A. Cryo-EM map showing the three components of the ternary complex: HER2 (sky blue), trastuzumab Fab (pink), and pertuzumab Fab (orange). B. Local resolution analysis of the final construction calculated using ResMap. C. Final construction (grey surface) with HER2 (sky blue), trastuzumab Fab (pink), and pertuzumab Fab (orange) fitted in the map. Glycans on HER2 are shown as sticks.
Fig 4.
Overall structure of HER2-trastuzumab-pertuzumab and comparison with HER2-pertuzumab (PDB: 1S78) and HER2-trastuzumab (PDB: 1N8Z) structures.

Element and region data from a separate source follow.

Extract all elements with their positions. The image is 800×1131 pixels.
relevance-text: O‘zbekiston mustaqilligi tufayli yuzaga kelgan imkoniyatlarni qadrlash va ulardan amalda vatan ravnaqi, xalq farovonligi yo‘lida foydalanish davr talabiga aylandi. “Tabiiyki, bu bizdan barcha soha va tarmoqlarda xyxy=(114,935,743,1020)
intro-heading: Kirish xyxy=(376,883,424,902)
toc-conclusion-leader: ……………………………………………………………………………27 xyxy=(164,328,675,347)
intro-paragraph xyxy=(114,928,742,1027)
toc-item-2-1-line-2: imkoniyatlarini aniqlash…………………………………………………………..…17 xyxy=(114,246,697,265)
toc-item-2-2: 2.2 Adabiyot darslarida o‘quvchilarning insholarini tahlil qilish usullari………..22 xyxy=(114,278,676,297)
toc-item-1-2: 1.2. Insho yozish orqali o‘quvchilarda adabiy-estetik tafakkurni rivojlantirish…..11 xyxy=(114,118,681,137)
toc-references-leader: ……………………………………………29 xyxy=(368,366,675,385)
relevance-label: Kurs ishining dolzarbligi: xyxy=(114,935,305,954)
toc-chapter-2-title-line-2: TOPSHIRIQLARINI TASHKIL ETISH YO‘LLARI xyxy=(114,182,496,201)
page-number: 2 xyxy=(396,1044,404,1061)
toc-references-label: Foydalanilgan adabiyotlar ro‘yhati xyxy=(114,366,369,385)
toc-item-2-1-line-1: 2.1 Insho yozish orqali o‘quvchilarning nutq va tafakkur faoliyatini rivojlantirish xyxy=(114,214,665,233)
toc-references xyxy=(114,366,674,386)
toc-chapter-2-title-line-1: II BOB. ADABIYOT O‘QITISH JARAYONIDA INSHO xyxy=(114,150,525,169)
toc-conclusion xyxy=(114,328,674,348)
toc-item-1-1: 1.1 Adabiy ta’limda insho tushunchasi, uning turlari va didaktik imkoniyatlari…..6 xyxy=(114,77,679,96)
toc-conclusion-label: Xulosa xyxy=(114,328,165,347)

A. Overall structure of HER2-trastuzumab-pertuzumab. Domain I through domain IV of HER2 are shown in green, teal, cyan, and blue respectively. Trastuzumab Fab and pertuzumab Fab are shown in pink and yellow respectively. The previously proposed pertuzumab-induced new trastuzumab epitope is highlighted in magenta. B. Structure comparison of HER2-trastuzumab-pertuzumab and HER2-pertuzumab. In HER2-trastuzumab-pertuzumab, HER2, pertuzumab and trastuzumab are shown in cyan, yellow and pink respectively. In HER2-pertuzumab, HER2 and pertuzumab are shown in blue and orange respectively. C. Structure comparison of HER2-trastuzumab-pertuzumab and HER2-trastuzumab. In HER2-trastuzumab-pertuzumab, HER2, trastuzumab and pertuzumab are shown in cyan, pink and yellow respectively. In HER2- trastuzumab, HER2 and trastuzumab are shown in blue and magenta respectively. D. Distances between the C-terminus of trastuzumab VL and N-terminus of pertuzumab VL (68.6 Å), between C-terminus of trastuzumab VH and N-terminus of pertuzumab VH (56.2 Å), and between the C-termini of trastuzumab CH1 and pertuzumab CH1 (99.7 Å) were measured. The residues used for measurement are highlighted in spheres. Light chain and heavy chain of trastuzumab Fab are shown in pink and magenta. Light chain and heavy chain of pertuzumab Fab are shown in yellow and orange. The sequences used as nine-residue linkers in TPL bispecific antibody are highlighted in teal (light chain) and blue (heavy chain).
Fig 5.
Schematic representation of bispecific molecules targeting HER2.
A. Bispecific antibody with knob-into-hole Fc. B. Bispecific molecules with engineered hinge region of IgG3. C. Bispecific molecules connected by a dimeric coiled coil.